Whilst many couples may conclude there are too many unknown factors to consider making significant life-changing decisions now; others may decide that the economic uncertainty gives them a backdrop against which to separate because financial awards might be lower than they would otherwise be in “normal” economic times.
However, even if you were to decide today, any financial settlement may not be based on the value of the assets as they currently stand, in particular if a lengthy court process is involved.
Fully contested financial proceedings are likely to take around 9-12 months - when the economic landscape will look different from now - to get to a final hearing.
Couples are therefore advised to consider alternative dispute resolutions which are likely to conclude more quickly.
Mediation can help couples resolve their differences and find solutions to enable them to move forward positively. An impartial third party, “the mediator” helps them to discuss issues confidentially and find workable agreements which can be reached more swiftly and cheaply than by using the court process or in solicitors’ correspondence.
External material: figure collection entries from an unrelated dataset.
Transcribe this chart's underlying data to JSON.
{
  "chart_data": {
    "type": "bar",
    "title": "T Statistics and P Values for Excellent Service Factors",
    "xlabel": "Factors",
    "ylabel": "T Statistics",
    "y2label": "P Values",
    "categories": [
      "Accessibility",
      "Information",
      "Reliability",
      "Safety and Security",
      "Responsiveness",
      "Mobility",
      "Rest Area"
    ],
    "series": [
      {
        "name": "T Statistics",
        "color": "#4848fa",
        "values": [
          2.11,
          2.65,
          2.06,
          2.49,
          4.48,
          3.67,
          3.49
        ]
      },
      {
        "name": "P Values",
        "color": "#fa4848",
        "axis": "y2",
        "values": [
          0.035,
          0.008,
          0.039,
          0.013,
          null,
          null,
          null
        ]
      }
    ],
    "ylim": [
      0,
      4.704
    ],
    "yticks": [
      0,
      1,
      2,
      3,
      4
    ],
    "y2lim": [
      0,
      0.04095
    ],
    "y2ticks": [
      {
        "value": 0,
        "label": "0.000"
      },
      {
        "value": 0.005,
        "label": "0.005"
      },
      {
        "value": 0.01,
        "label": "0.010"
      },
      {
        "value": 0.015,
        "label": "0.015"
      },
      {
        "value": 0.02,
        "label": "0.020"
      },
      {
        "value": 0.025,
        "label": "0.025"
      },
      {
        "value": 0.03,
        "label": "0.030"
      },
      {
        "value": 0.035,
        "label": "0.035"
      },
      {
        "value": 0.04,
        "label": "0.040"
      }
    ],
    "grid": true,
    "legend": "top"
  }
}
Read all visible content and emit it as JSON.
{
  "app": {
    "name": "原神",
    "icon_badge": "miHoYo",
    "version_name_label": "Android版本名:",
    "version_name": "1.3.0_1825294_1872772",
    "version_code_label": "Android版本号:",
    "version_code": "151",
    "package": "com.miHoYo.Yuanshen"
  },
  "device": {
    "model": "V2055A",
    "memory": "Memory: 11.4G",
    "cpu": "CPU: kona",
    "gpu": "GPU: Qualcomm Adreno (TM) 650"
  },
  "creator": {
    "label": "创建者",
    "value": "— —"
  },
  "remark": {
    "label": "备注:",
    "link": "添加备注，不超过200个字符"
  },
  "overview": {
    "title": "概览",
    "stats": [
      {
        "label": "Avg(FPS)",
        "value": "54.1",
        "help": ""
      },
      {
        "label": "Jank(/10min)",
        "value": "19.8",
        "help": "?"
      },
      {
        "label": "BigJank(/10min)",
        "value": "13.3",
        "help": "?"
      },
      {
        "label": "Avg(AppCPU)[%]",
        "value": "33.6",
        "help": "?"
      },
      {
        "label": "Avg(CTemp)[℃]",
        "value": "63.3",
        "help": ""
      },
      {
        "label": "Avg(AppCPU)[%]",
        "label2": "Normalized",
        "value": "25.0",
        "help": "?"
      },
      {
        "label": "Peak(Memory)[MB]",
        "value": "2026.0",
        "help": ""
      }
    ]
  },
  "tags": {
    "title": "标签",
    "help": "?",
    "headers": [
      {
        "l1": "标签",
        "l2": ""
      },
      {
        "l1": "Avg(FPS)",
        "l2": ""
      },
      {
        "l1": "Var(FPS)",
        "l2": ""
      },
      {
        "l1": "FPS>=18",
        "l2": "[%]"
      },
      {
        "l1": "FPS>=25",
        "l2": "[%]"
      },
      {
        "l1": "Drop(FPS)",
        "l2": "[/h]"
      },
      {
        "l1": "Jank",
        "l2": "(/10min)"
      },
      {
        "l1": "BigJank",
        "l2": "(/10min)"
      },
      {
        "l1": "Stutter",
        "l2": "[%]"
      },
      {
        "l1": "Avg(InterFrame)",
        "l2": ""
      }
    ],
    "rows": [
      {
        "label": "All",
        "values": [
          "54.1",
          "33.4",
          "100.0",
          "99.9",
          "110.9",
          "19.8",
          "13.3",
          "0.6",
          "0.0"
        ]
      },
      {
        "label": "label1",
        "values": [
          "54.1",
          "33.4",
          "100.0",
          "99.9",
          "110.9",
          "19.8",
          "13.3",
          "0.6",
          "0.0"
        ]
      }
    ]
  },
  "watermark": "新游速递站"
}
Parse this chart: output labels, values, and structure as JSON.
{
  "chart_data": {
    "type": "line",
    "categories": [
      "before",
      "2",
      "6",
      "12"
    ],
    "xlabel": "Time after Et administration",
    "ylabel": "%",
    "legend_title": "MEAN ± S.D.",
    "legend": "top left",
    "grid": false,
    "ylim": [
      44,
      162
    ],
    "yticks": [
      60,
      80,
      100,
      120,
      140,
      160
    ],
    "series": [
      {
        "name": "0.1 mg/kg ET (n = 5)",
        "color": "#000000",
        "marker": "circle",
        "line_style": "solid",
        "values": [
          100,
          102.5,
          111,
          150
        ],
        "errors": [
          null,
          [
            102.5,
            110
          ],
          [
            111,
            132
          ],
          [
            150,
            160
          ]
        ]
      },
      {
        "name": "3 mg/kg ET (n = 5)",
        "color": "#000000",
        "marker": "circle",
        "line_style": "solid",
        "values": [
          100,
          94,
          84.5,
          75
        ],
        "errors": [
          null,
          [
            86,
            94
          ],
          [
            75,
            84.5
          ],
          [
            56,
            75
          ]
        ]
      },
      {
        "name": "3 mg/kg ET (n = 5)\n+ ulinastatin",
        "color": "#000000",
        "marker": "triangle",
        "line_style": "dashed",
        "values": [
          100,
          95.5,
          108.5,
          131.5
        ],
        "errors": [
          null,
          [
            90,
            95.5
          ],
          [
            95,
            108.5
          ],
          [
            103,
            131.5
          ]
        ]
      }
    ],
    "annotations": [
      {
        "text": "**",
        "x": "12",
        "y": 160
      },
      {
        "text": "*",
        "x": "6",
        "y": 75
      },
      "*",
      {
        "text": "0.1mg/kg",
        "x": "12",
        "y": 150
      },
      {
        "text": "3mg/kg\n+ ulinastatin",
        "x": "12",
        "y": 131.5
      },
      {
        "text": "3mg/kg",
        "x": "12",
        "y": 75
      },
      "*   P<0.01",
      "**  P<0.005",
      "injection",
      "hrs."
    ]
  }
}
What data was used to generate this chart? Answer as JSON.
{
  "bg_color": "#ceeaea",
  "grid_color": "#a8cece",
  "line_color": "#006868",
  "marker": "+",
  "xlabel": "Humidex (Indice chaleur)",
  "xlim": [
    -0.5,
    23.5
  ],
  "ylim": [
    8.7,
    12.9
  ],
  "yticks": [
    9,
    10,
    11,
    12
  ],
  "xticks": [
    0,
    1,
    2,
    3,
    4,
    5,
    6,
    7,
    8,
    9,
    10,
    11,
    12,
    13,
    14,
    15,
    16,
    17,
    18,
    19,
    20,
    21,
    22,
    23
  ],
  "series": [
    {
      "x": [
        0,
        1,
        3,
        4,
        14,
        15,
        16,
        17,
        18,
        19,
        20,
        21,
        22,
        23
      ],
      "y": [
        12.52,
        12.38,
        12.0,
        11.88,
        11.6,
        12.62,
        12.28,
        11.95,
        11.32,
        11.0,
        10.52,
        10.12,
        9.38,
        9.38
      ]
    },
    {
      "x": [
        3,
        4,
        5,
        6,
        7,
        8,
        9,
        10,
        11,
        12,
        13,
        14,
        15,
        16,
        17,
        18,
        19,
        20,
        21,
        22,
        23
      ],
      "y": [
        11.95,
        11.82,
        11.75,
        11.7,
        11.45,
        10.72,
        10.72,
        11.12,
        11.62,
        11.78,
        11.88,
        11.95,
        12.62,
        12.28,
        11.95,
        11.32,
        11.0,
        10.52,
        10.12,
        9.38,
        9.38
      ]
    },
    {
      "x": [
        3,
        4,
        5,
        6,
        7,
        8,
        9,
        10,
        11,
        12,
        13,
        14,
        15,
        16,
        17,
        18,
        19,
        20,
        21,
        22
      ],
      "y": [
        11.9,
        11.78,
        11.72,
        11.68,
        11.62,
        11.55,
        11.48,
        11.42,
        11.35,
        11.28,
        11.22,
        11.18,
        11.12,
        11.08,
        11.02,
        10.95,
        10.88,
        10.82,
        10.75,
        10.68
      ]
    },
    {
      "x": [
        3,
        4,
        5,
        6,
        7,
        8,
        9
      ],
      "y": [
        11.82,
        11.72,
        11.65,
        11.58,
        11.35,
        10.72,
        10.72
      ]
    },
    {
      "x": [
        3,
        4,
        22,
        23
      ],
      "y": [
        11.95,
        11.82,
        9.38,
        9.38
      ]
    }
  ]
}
Ongoing communication also limits the emotional damage which follows in the wake of an acrimonious battle.
Collaborative Law also avoids Court proceedings and other adversarial approaches to settlement. A “no court” agreement is signed at the outset so that there is a shared commitment to finding an agreed resolution. This process can be particularly beneficial in higher value or complex situations.
In family Arbitration, couples appoint an arbitrator who makes decisions for them, enabling them to resolve disputes in a more flexible and less formal setting.
There is also the benefit of having the same Arbitrator through the process which will not happen at Court with Judges - and the knowledge that your Arbitrator is an expert in financial remedy proceedings. This isn’t always the case with a Judge at Court as they may have backgrounds in other areas of law.